Per i Giudici di legittimità, quindi, l'assenza di una prova fornita dal Fisco sulla onerosità di prestazioni professionali rese dal contribuente, la cui contabilità era peraltro correttamente tenuta, unitamente al contenuto e alla semplicità delle stesse rese in favore di soggetti già clienti, rendeva plausibile la tesi della loro gratuità che, come noto, non dà luogo all'assoggettamento ad imposta sul valore aggiunto e né, dunque, agli obblighi di documentazione.
Infatti, l'art. 1, comma 3 del D.P.R. n. 633/72 stabilisce che le prestazioni di servizio gratuite non sono soggette o sono fuori del campo applicativo dell'imposta sul valore aggiunto per mancanza del requisito oggettivo, cioè l'onerosità della prestazione. Di conseguenza, nessun obbligo di documentazione della prestazione sorge ai sensi dell'articolo 21, comma 6 dello stesso decreto.
Ciò detto, c'è da chiedersi se il principio ribadito dai giudici di legittimità possa valere anche per chi esercita professionalmente l'attività di amministratore di condomini o di beni immobili di terzi nel caso in cui, ad esempio, abbia gratuitamente compilato e presentato una dichiarazione dei sostituti d'imposta di un condominio da egli non direttamente amministrato, o ancora abbia predisposto e presentato al Comune le dichiarazioni IMU di condòmini già clienti senza richieder loro poi alcun compenso. Sembrerebbe di si e non si vedrebbe ragione alcuna per escluderlo a priori. D'altronde anche un amministratore di condominio, come ogni altro professionista, può aver interesse a rendere prestazioni professionali gratuite per farsi conoscere o per “fidelizzare” la propria clientela.

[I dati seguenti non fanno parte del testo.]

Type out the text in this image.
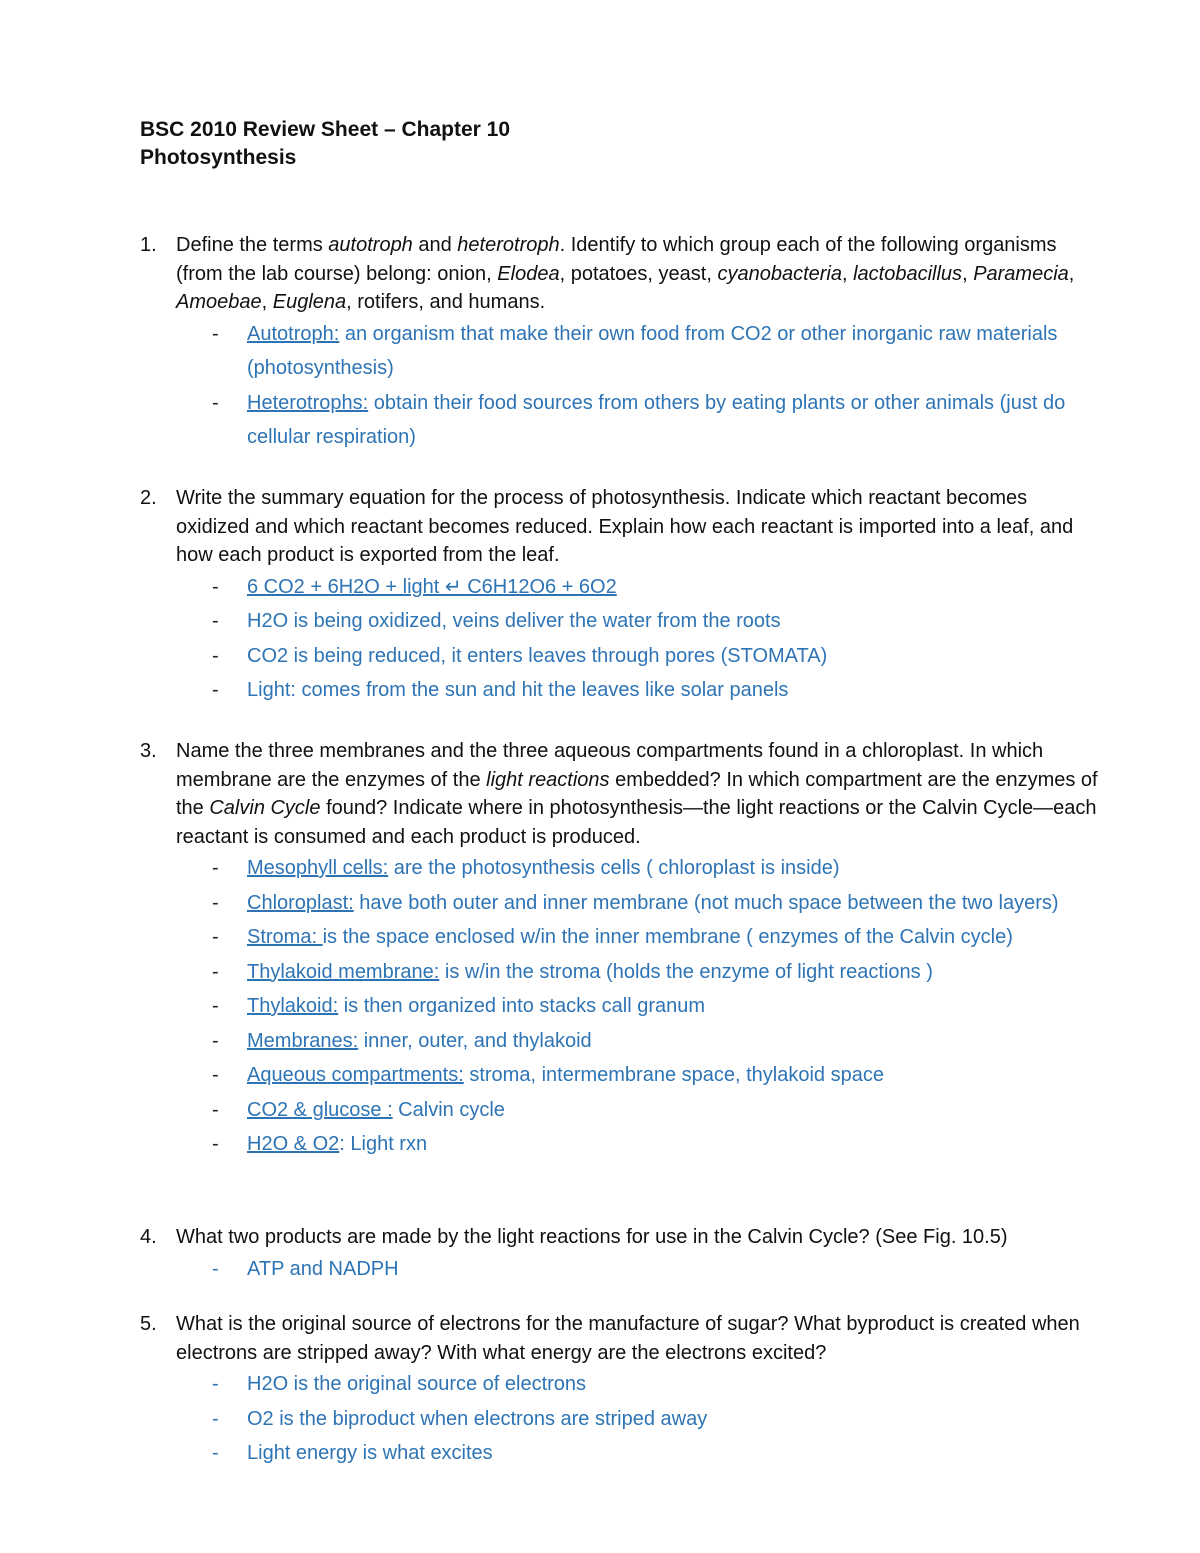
BSC 2010 Review Sheet – Chapter 10
Photosynthesis
1. Define the terms autotroph and heterotroph. Identify to which group each of the following organisms (from the lab course) belong: onion, Elodea, potatoes, yeast, cyanobacteria, lactobacillus, Paramecia, Amoebae, Euglena, rotifers, and humans.
- Autotroph: an organism that make their own food from CO2 or other inorganic raw materials (photosynthesis)
- Heterotrophs: obtain their food sources from others by eating plants or other animals (just do cellular respiration)
2. Write the summary equation for the process of photosynthesis. Indicate which reactant becomes oxidized and which reactant becomes reduced. Explain how each reactant is imported into a leaf, and how each product is exported from the leaf.
- 6 CO2 + 6H2O + light ↵ C6H12O6 + 6O2
- H2O is being oxidized, veins deliver the water from the roots
- CO2 is being reduced, it enters leaves through pores (STOMATA)
- Light: comes from the sun and hit the leaves like solar panels
3. Name the three membranes and the three aqueous compartments found in a chloroplast. In which membrane are the enzymes of the light reactions embedded? In which compartment are the enzymes of the Calvin Cycle found? Indicate where in photosynthesis—the light reactions or the Calvin Cycle—each reactant is consumed and each product is produced.
- Mesophyll cells: are the photosynthesis cells ( chloroplast is inside)
- Chloroplast: have both outer and inner membrane (not much space between the two layers)
- Stroma: is the space enclosed w/in the inner membrane ( enzymes of the Calvin cycle)
- Thylakoid membrane: is w/in the stroma (holds the enzyme of light reactions )
- Thylakoid: is then organized into stacks call granum
- Membranes: inner, outer, and thylakoid
- Aqueous compartments: stroma, intermembrane space, thylakoid space
- CO2 & glucose : Calvin cycle
- H2O & O2: Light rxn
4. What two products are made by the light reactions for use in the Calvin Cycle? (See Fig. 10.5)
- ATP and NADPH
5. What is the original source of electrons for the manufacture of sugar? What byproduct is created when electrons are stripped away? With what energy are the electrons excited?
- H2O is the original source of electrons
- O2 is the biproduct when electrons are striped away
- Light energy is what excites
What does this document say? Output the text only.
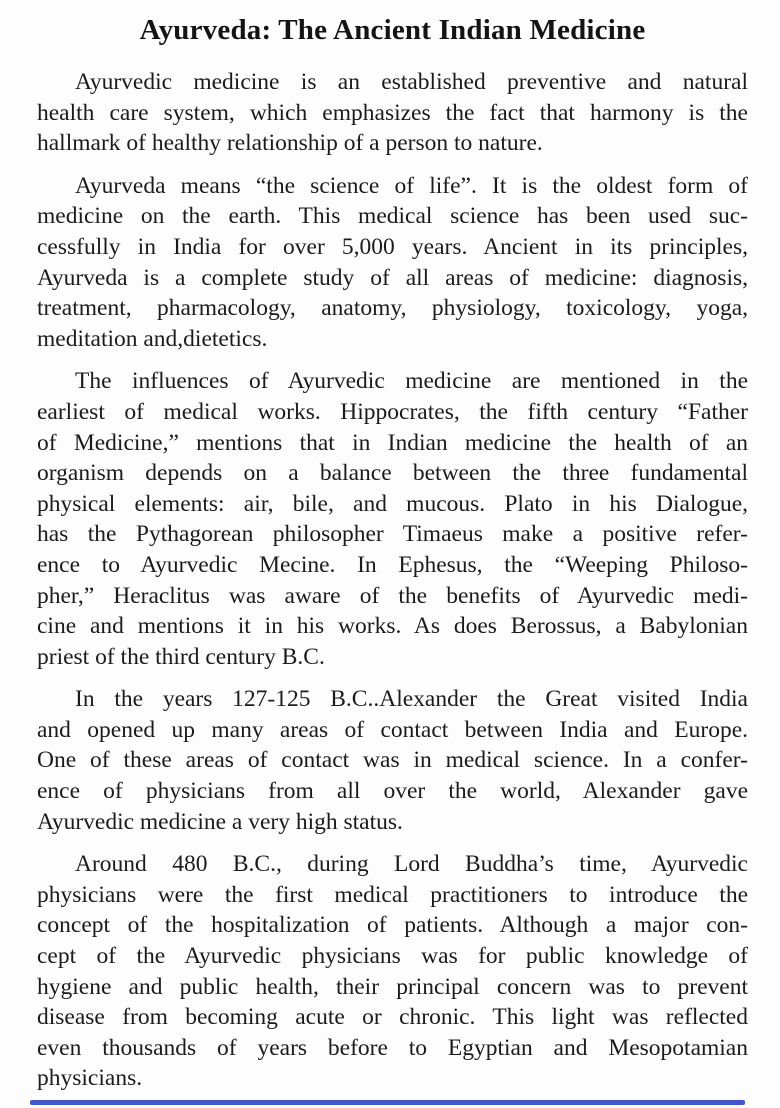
Ayurveda: The Ancient Indian Medicine
Ayurvedic medicine is an established preventive and natural
health care system, which emphasizes the fact that harmony is the
hallmark of healthy relationship of a person to nature.
Ayurveda means “the science of life”. It is the oldest form of
medicine on the earth. This medical science has been used suc-
cessfully in India for over 5,000 years. Ancient in its principles,
Ayurveda is a complete study of all areas of medicine: diagnosis,
treatment, pharmacology, anatomy, physiology, toxicology, yoga,
meditation and,dietetics.
The influences of Ayurvedic medicine are mentioned in the
earliest of medical works. Hippocrates, the fifth century “Father
of Medicine,” mentions that in Indian medicine the health of an
organism depends on a balance between the three fundamental
physical elements: air, bile, and mucous. Plato in his Dialogue,
has the Pythagorean philosopher Timaeus make a positive refer-
ence to Ayurvedic Mecine. In Ephesus, the “Weeping Philoso-
pher,” Heraclitus was aware of the benefits of Ayurvedic medi-
cine and mentions it in his works. As does Berossus, a Babylonian
priest of the third century B.C.
In the years 127-125 B.C..Alexander the Great visited India
and opened up many areas of contact between India and Europe.
One of these areas of contact was in medical science. In a confer-
ence of physicians from all over the world, Alexander gave
Ayurvedic medicine a very high status.
Around 480 B.C., during Lord Buddha’s time, Ayurvedic
physicians were the first medical practitioners to introduce the
concept of the hospitalization of patients. Although a major con-
cept of the Ayurvedic physicians was for public knowledge of
hygiene and public health, their principal concern was to prevent
disease from becoming acute or chronic. This light was reflected
even thousands of years before to Egyptian and Mesopotamian
physicians.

In linea di massima, il principio espresso dai Giudici di legittimità, secondo cui in mancanza di una prova contraria è verosimile che una prestazione professionale sia avvenuta gratuitamente se ha un contenuto “semplice” ed è resa in favore di amici, parenti o soggetti già clienti, riguarderebbe tutti i professionisti e, dunque, anche quelli che esercitano un'attività di amministrazione di condomini o di beni immobili di terzi i quali, tuttavia, sono chiamati a svolgere incarichi dai contenuti tutt'altro che “semplici”. Pur tuttavia, non è da escludere, in linea di principio, che anche un incarico di per sé complesso, se curato sporadicamente per un frangente limitato di tempo a favore di un amico, di un cliente o perché no di un collega stesso, possa essere svolto gratuitamente senza alimentare per ciò solo il sospetto del Fisco con possibili (ma infondate) pretese erariali.